Но дьявол шепнул мне, что на земле я признан гением. Я не поверил. Решил убедиться. И заявил себя в мир заново. Но оказался не Бахом, а сыном священника, кто служил в Москве в храме Василия Блаженного. И попал как раз в то время, когда над Русью кружили скорбные и гибельные коршуны революции! Мой родитель неурочно оказался не тем классом! Его, как безвинную русскую совесть, с первым пароходом еще при Ленине сослали на Соловки и расстреляли. Проще сказать, получилось все, как с Данко.
Мать Сима от горя сошла с ума. И умерла как блаженная, не чувствуя смерти! Я пошел воровать. Был удал и удачлив. Но повязался с иностранцем, понравилось его портмоне с загадочными долларами. Так я оказался на Лубянке, затем на рынке рабов, на знаменитой краснопресненской пересылке, а вскоре и в лагерь в Ховрине под Москвою. Начальником его был Резгин Мамулов, родной брат которого работал в секретариате НКВД у самого Лаврентия Берии.
Это был хороший палач. В лагере мы делали минометы и мины. Если бригада, чем провинится, расстреливал сам. Особенно любил убивать обнаженную женщину! Пока вертухаи выстраивали страдалиц на эшафоте, пока те раздевались, усиленно, в удовольствие разглаживал черные усы. И очень-очень напоминал дьявола.
Просыпался утром со слезами, в скорбном настроении, его палача, несказанно мучила лютая совесть, что он спьяну, ─ не стрелял, как Робин Гуд; не попадал метко в сердце, заглядевшись на пышную грудь. И Земную Радость, едва присыпанную во рву известью, приходилось дотаптывать трактором, чтобы не стонали и не шевелились. Спросите, а что я? Я играл палачу-печальнику на скрипке Баха, успокаивал его печаль. Он любил классическую музыку! И лезгинку! В награду я получал стакан водки, яблоко. И удара коленом.

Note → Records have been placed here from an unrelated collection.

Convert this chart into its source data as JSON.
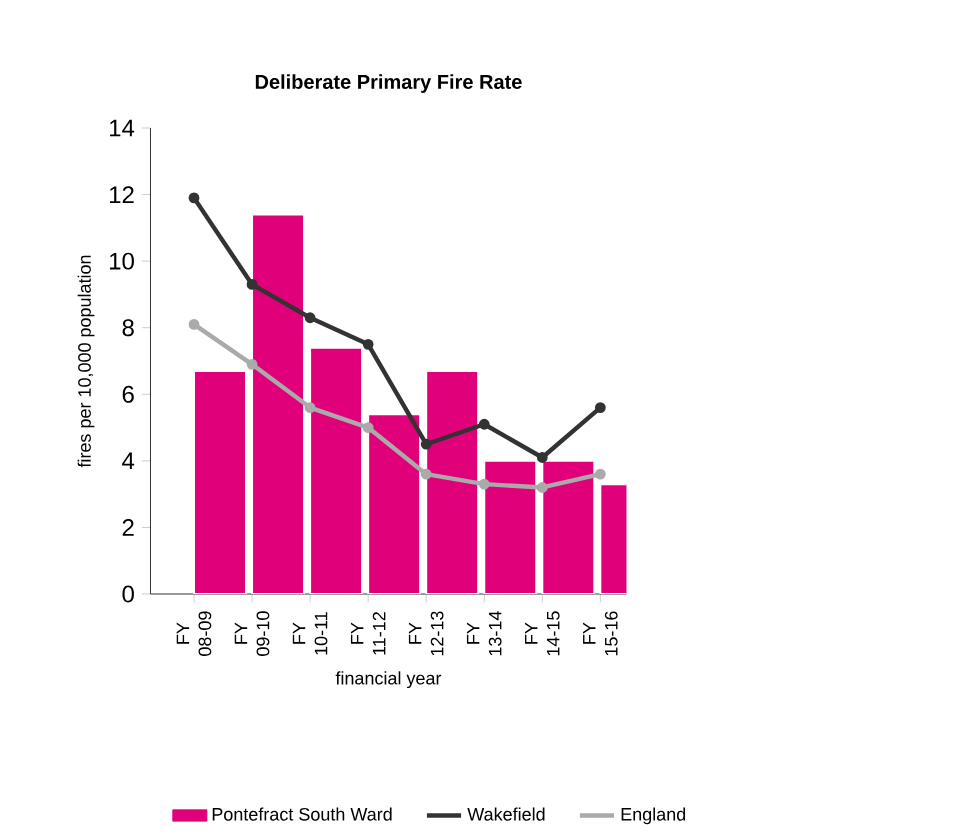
{
  "chart_data": {
    "type": "bar",
    "title": "Deliberate Primary Fire Rate",
    "xlabel": "financial year",
    "ylabel": "fires per 10,000 population",
    "categories": [
      "FY 08-09",
      "FY 09-10",
      "FY 10-11",
      "FY 11-12",
      "FY 12-13",
      "FY 13-14",
      "FY 14-15",
      "FY 15-16"
    ],
    "series": [
      {
        "name": "Pontefract South Ward",
        "color": "#e0007a",
        "values": [
          6.7,
          11.4,
          7.4,
          5.4,
          6.7,
          4.0,
          4.0,
          3.3
        ]
      },
      {
        "name": "Wakefield",
        "type": "line",
        "color": "#333333",
        "marker": "circle",
        "values": [
          11.9,
          9.3,
          8.3,
          7.5,
          4.5,
          5.1,
          4.1,
          5.6
        ]
      },
      {
        "name": "England",
        "type": "line",
        "color": "#aaaaaa",
        "marker": "circle",
        "values": [
          8.1,
          6.9,
          5.6,
          5.0,
          3.6,
          3.3,
          3.2,
          3.6
        ]
      }
    ],
    "ylim": [
      0,
      14
    ],
    "yticks": [
      0,
      2,
      4,
      6,
      8,
      10,
      12,
      14
    ],
    "grid": false,
    "legend": "bottom"
  }
}
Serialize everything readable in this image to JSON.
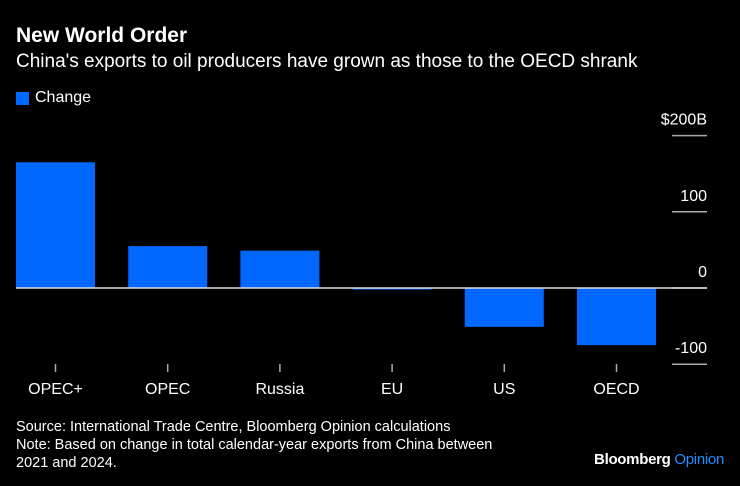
{
  "title": "New World Order",
  "subtitle": "China's exports to oil producers have grown as those to the OECD shrank",
  "footer": {
    "source": "Source: International Trade Centre, Bloomberg Opinion calculations",
    "note1": "Note: Based on change in total calendar-year exports from China between",
    "note2": "2021 and 2024."
  },
  "brand": {
    "name": "Bloomberg",
    "sub": "Opinion"
  },
  "colors": {
    "bar": "#0068ff",
    "axis": "#ffffff"
  },
  "chart_data": {
    "type": "bar",
    "title": "New World Order",
    "categories": [
      "OPEC+",
      "OPEC",
      "Russia",
      "EU",
      "US",
      "OECD"
    ],
    "series": [
      {
        "name": "Change",
        "values": [
          165,
          55,
          49,
          -2,
          -51,
          -75
        ]
      }
    ],
    "ylim": [
      -100,
      200
    ],
    "yticks": [
      200,
      100,
      0,
      -100
    ],
    "ytick_labels": [
      "$200B",
      "100",
      "0",
      "-100"
    ],
    "xlabel": "",
    "ylabel": "",
    "legend": "top-left",
    "grid": false
  }
}
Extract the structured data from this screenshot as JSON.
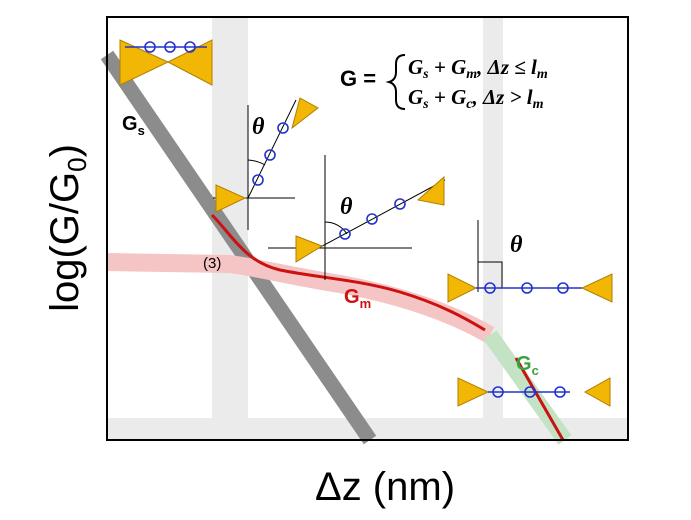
{
  "axes": {
    "x_label": "Δz (nm)",
    "y_label_start": "log(G/G",
    "y_label_sub": "0",
    "y_label_end": ")"
  },
  "curves": {
    "gs": {
      "label": "G",
      "sub": "s"
    },
    "gm": {
      "label": "G",
      "sub": "m"
    },
    "gc": {
      "label": "G",
      "sub": "c"
    }
  },
  "annotation": "(3)",
  "angles": [
    "θ",
    "θ",
    "θ"
  ],
  "equation": {
    "lhs": "G =",
    "case1": "G",
    "case1_sub1": "s",
    "case1_mid": " + G",
    "case1_sub2": "m",
    "case1_cond": ",  Δz ≤ l",
    "case1_cond_sub": "m",
    "case2": "G",
    "case2_sub1": "s",
    "case2_mid": " + G",
    "case2_sub2": "c",
    "case2_cond": ",   Δz > l",
    "case2_cond_sub": "m"
  }
}
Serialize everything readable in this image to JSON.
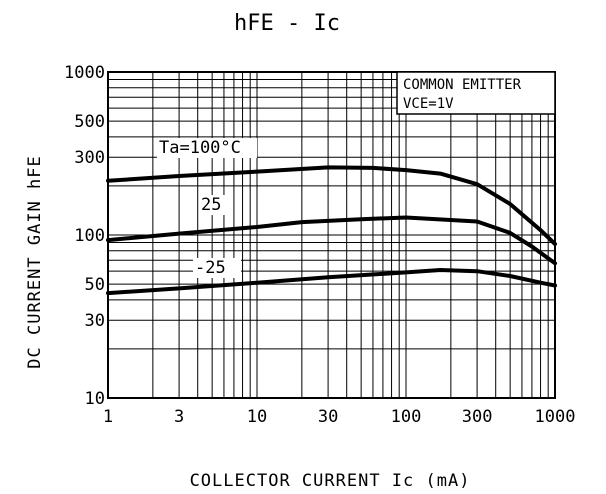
{
  "chart_data": {
    "type": "line",
    "title": "hFE - Ic",
    "xlabel": "COLLECTOR CURRENT Ic (mA)",
    "ylabel": "DC CURRENT GAIN hFE",
    "xscale": "log",
    "yscale": "log",
    "xlim": [
      1,
      1000
    ],
    "ylim": [
      10,
      1000
    ],
    "grid": true,
    "x_tick_labels": [
      "1",
      "3",
      "10",
      "30",
      "100",
      "300",
      "1000"
    ],
    "x_tick_values": [
      1,
      3,
      10,
      30,
      100,
      300,
      1000
    ],
    "y_tick_labels": [
      "1000",
      "500",
      "300",
      "100",
      "50",
      "30",
      "10"
    ],
    "y_tick_values": [
      1000,
      500,
      300,
      100,
      50,
      30,
      10
    ],
    "annotation": [
      "COMMON EMITTER",
      "VCE=1V"
    ],
    "series": [
      {
        "name": "Ta=100°C",
        "x": [
          1,
          3,
          10,
          30,
          60,
          100,
          170,
          300,
          500,
          800,
          1000
        ],
        "y": [
          215,
          230,
          245,
          260,
          258,
          250,
          238,
          205,
          155,
          107,
          88
        ]
      },
      {
        "name": "25",
        "x": [
          1,
          3,
          10,
          20,
          50,
          100,
          300,
          500,
          700,
          1000
        ],
        "y": [
          93,
          102,
          112,
          120,
          125,
          128,
          121,
          103,
          85,
          67
        ]
      },
      {
        "name": "-25",
        "x": [
          1,
          3,
          10,
          30,
          100,
          170,
          300,
          500,
          800,
          1000
        ],
        "y": [
          44,
          47,
          51,
          55,
          59,
          61,
          60,
          56,
          51,
          49
        ]
      }
    ]
  }
}
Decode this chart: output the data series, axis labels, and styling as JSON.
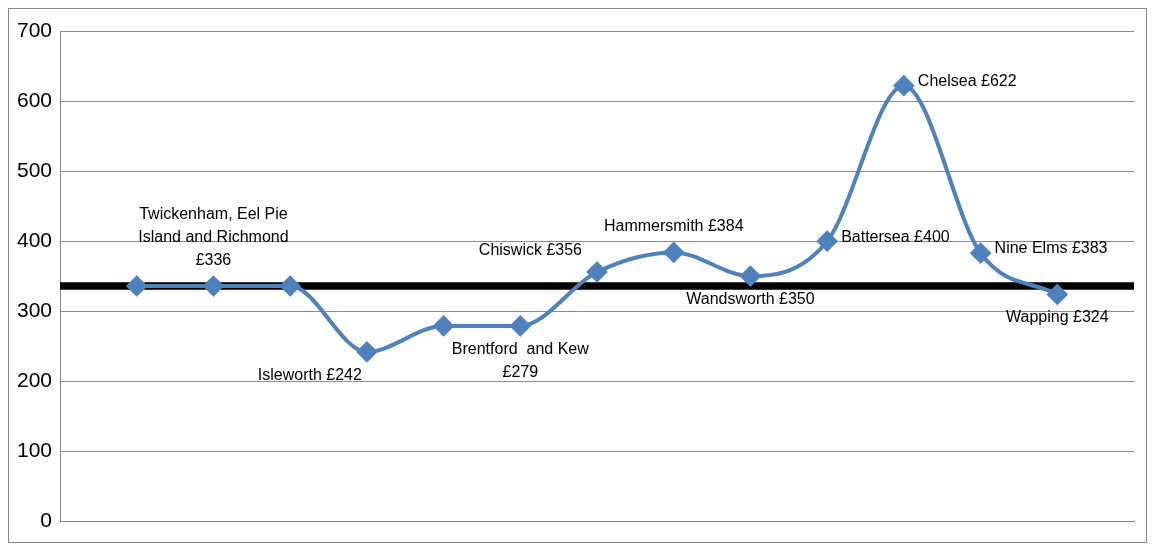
{
  "chart_data": {
    "type": "line",
    "categories": [
      null,
      null,
      null,
      null,
      null,
      null,
      null,
      null,
      null,
      null,
      null,
      null,
      null
    ],
    "series": [
      {
        "color": "#4f81bd",
        "values": [
          336,
          336,
          336,
          242,
          279,
          279,
          356,
          384,
          350,
          400,
          622,
          383,
          324
        ],
        "value_labels": [
          null,
          "Twickenham, Eel Pie Island and Richmond £336",
          null,
          "Isleworth £242",
          null,
          "Brentford  and Kew £279",
          "Chiswick £356",
          "Hammersmith £384",
          "Wandsworth £350",
          "Battersea £400",
          "Chelsea £622",
          "Nine Elms £383",
          "Wapping £324"
        ]
      }
    ],
    "ylim": [
      0,
      700
    ],
    "yticks": [
      0,
      100,
      200,
      300,
      400,
      500,
      600,
      700
    ],
    "grid": "y",
    "legend": false,
    "marker": "diamond",
    "line_style": "solid",
    "ref_lines": [
      {
        "axis": "y",
        "value": 336,
        "color": "#000000"
      }
    ]
  }
}
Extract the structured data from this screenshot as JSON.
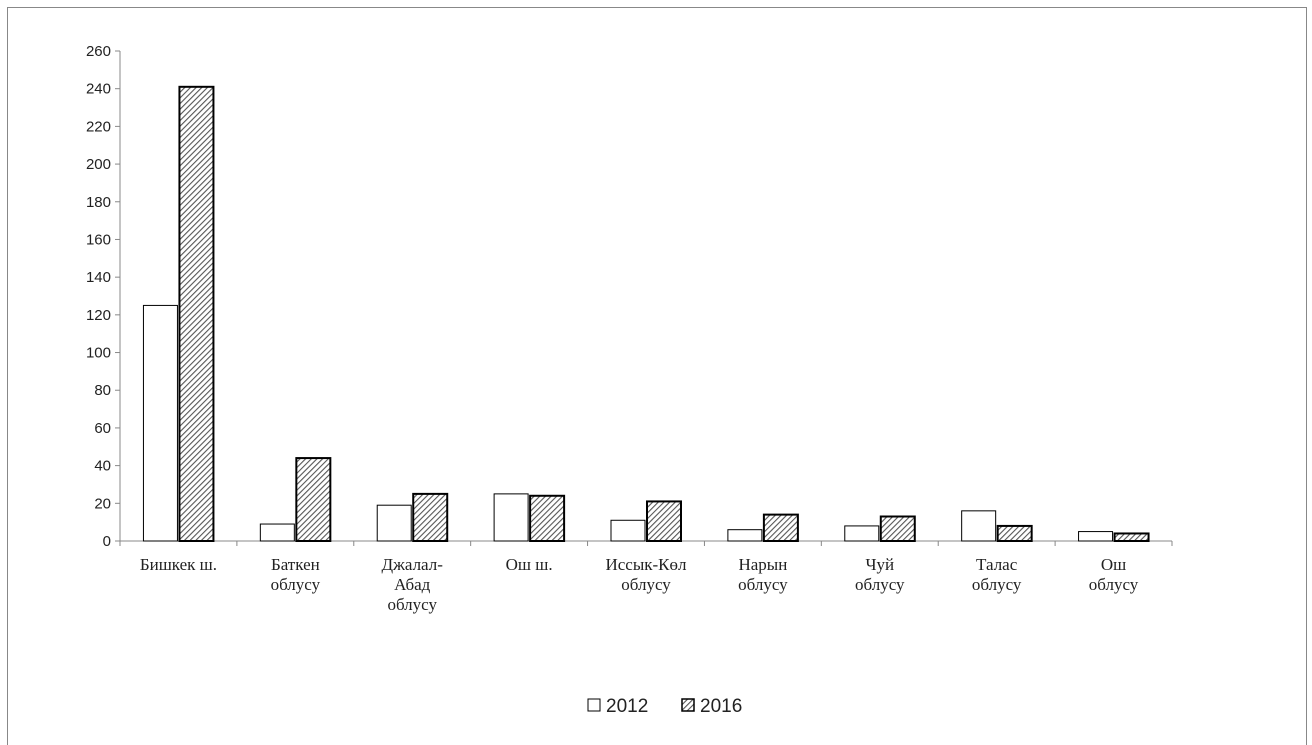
{
  "chart_data": {
    "type": "bar",
    "categories": [
      [
        "Бишкек ш."
      ],
      [
        "Баткен",
        "облусу"
      ],
      [
        "Джалал-",
        "Абад",
        "облусу"
      ],
      [
        "Ош ш."
      ],
      [
        "Иссык-Көл",
        "облусу"
      ],
      [
        "Нарын",
        "облусу"
      ],
      [
        "Чуй",
        "облусу"
      ],
      [
        "Талас",
        "облусу"
      ],
      [
        "Ош",
        "облусу"
      ]
    ],
    "series": [
      {
        "name": "2012",
        "values": [
          125,
          9,
          19,
          25,
          11,
          6,
          8,
          16,
          5
        ],
        "fill": "plain"
      },
      {
        "name": "2016",
        "values": [
          241,
          44,
          25,
          24,
          21,
          14,
          13,
          8,
          4
        ],
        "fill": "hatched"
      }
    ],
    "ylim": [
      0,
      260
    ],
    "yticks": [
      0,
      20,
      40,
      60,
      80,
      100,
      120,
      140,
      160,
      180,
      200,
      220,
      240,
      260
    ],
    "title": "",
    "xlabel": "",
    "ylabel": "",
    "grid": false,
    "legend_position": "bottom"
  },
  "colors": {
    "bar_plain": "#ffffff",
    "bar_stroke": "#000000",
    "hatch": "#555555",
    "axis": "#888888"
  }
}
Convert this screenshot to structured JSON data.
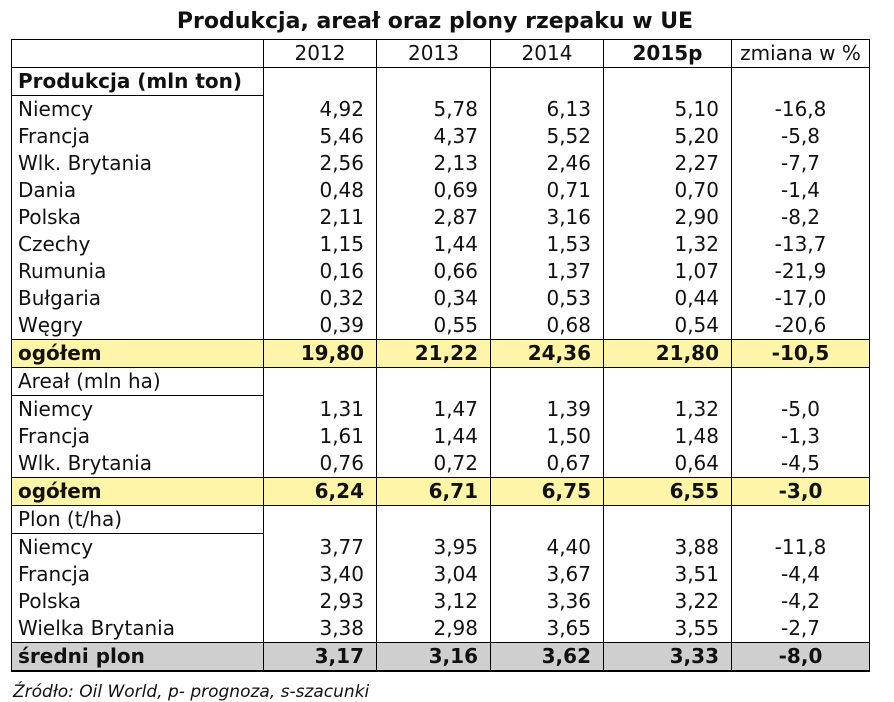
{
  "title": "Produkcja, areał oraz plony rzepaku w UE",
  "columns": [
    "2012",
    "2013",
    "2014",
    "2015p",
    "zmiana w %"
  ],
  "sections": [
    {
      "label": "Produkcja (mln ton)",
      "rows": [
        {
          "name": "Niemcy",
          "v2012": "4,92",
          "v2013": "5,78",
          "v2014": "6,13",
          "v2015": "5,10",
          "change": "-16,8"
        },
        {
          "name": "Francja",
          "v2012": "5,46",
          "v2013": "4,37",
          "v2014": "5,52",
          "v2015": "5,20",
          "change": "-5,8"
        },
        {
          "name": "Wlk. Brytania",
          "v2012": "2,56",
          "v2013": "2,13",
          "v2014": "2,46",
          "v2015": "2,27",
          "change": "-7,7"
        },
        {
          "name": "Dania",
          "v2012": "0,48",
          "v2013": "0,69",
          "v2014": "0,71",
          "v2015": "0,70",
          "change": "-1,4"
        },
        {
          "name": "Polska",
          "v2012": "2,11",
          "v2013": "2,87",
          "v2014": "3,16",
          "v2015": "2,90",
          "change": "-8,2"
        },
        {
          "name": "Czechy",
          "v2012": "1,15",
          "v2013": "1,44",
          "v2014": "1,53",
          "v2015": "1,32",
          "change": "-13,7"
        },
        {
          "name": "Rumunia",
          "v2012": "0,16",
          "v2013": "0,66",
          "v2014": "1,37",
          "v2015": "1,07",
          "change": "-21,9"
        },
        {
          "name": "Bułgaria",
          "v2012": "0,32",
          "v2013": "0,34",
          "v2014": "0,53",
          "v2015": "0,44",
          "change": "-17,0"
        },
        {
          "name": "Węgry",
          "v2012": "0,39",
          "v2013": "0,55",
          "v2014": "0,68",
          "v2015": "0,54",
          "change": "-20,6"
        }
      ],
      "total": {
        "name": "ogółem",
        "v2012": "19,80",
        "v2013": "21,22",
        "v2014": "24,36",
        "v2015": "21,80",
        "change": "-10,5"
      }
    },
    {
      "label": "Areał (mln ha)",
      "rows": [
        {
          "name": "Niemcy",
          "v2012": "1,31",
          "v2013": "1,47",
          "v2014": "1,39",
          "v2015": "1,32",
          "change": "-5,0"
        },
        {
          "name": "Francja",
          "v2012": "1,61",
          "v2013": "1,44",
          "v2014": "1,50",
          "v2015": "1,48",
          "change": "-1,3"
        },
        {
          "name": "Wlk. Brytania",
          "v2012": "0,76",
          "v2013": "0,72",
          "v2014": "0,67",
          "v2015": "0,64",
          "change": "-4,5"
        }
      ],
      "total": {
        "name": "ogółem",
        "v2012": "6,24",
        "v2013": "6,71",
        "v2014": "6,75",
        "v2015": "6,55",
        "change": "-3,0"
      }
    },
    {
      "label": "Plon (t/ha)",
      "rows": [
        {
          "name": "Niemcy",
          "v2012": "3,77",
          "v2013": "3,95",
          "v2014": "4,40",
          "v2015": "3,88",
          "change": "-11,8"
        },
        {
          "name": "Francja",
          "v2012": "3,40",
          "v2013": "3,04",
          "v2014": "3,67",
          "v2015": "3,51",
          "change": "-4,4"
        },
        {
          "name": "Polska",
          "v2012": "2,93",
          "v2013": "3,12",
          "v2014": "3,36",
          "v2015": "3,22",
          "change": "-4,2"
        },
        {
          "name": "Wielka Brytania",
          "v2012": "3,38",
          "v2013": "2,98",
          "v2014": "3,65",
          "v2015": "3,55",
          "change": "-2,7"
        }
      ],
      "total": {
        "name": "średni plon",
        "v2012": "3,17",
        "v2013": "3,16",
        "v2014": "3,62",
        "v2015": "3,33",
        "change": "-8,0"
      }
    }
  ],
  "source": "Źródło: Oil World, p- prognoza, s-szacunki",
  "colors": {
    "total_highlight": "#fff5a8",
    "average_highlight": "#cfcfcf",
    "border": "#000000"
  }
}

Естественно, я пожелал его убить! Такая я сущность, неуживчивая! Не ужился в небесном раю, не ужился и в земном раю. Но, похоже, он, Мамулов, и был тот самый дьявол, который шепнул мне на небе ─ что я гений. И он по своим черным святцам, разгадал мою задумку! И жизнь пошла по святцам: больше работы, меньше еды. И холодные карцеры, карцеры, где можешь стать льдиною и уплыть в море-океан. Я подал заявление на фронт: лучше умереть в штрафном батальоне, как свободному зверю в лесу, чем рабом в карцере-гробнице! Так мне показалось лучше, душевнее.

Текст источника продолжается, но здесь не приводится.